Grade eight students from Lincoln Middle School have turned the tables on the traditional wood shop project, and found a way to benefit the community at the same time.
“Over the years, we noticed dozens of clocks and assorted projects left in the shop at the end of June,” says shops teacher Neil Penner. “A lot of the older grade eight students just weren’t interested in taking them home. We realized we could be making different choices and directing our end-products towards the community. United Way was a natural partner.”
Since September, Penner’s grade eight wood shop class has been constructing picnic tables for distribution to 15 participating United Way agency partners.
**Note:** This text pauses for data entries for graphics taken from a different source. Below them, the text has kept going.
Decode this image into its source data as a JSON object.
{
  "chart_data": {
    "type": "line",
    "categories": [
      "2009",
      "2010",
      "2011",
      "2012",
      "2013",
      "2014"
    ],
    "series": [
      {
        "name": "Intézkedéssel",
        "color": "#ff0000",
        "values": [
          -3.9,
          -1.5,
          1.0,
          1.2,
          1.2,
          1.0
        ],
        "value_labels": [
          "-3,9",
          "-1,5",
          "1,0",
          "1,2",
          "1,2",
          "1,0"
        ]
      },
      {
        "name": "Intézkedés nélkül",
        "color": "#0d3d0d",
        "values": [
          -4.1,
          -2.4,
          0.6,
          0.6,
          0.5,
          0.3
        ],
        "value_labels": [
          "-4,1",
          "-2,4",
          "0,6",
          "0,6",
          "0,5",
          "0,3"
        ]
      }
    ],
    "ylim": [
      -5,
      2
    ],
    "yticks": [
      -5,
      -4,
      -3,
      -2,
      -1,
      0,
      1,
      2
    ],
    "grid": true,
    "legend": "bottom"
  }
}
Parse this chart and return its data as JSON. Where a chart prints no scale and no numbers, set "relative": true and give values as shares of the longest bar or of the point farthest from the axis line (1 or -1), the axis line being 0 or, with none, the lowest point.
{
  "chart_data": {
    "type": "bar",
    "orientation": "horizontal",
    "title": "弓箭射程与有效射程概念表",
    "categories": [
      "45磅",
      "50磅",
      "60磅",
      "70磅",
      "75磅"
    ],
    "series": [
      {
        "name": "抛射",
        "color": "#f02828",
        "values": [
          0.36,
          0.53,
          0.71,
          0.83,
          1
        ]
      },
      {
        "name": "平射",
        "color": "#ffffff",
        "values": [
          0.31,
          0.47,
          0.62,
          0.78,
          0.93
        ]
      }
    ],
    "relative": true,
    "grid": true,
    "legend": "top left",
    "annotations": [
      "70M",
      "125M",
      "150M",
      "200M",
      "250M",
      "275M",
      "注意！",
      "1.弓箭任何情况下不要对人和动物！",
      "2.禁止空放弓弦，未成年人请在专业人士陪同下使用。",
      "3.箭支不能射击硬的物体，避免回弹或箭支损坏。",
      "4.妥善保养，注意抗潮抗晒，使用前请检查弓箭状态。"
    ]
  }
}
All along the way students have been involved in choosing where the tables go and have learned about each agency receiving one.
Penner says the students still gain the practical experience of constructing a wood project and learn more about the community and agencies that support its residents.
To date, nine United Way agency partners have received their tables including The Laurel Centre, The Family Centre (Westgrove), Ndinawe, Eyaa-Keen Centre, Marymound, North Point Douglas Women’s Centre, RaY, Andrews Street Family Centre, and Knowles Centre.
Six more—Villa Rosa, Wolseley Family Place, SEED, Maples Youth Activity Centre, Spence Neighbourhood Association, and Pregnancy and Family Support Service—will receive tables by the end of June.
The students are hoping to demonstrate that young people do care about the community as a whole and hope other schools follow their example.
Feedback has been overwhelmingly positive, reinforcing the school’s decision to adapt the wood shop into a community awareness project.
“These students brought us more than a picnic table,” says Suhad Bisharat, Executive Director of The Laurel Centre. “They brought us the sun!”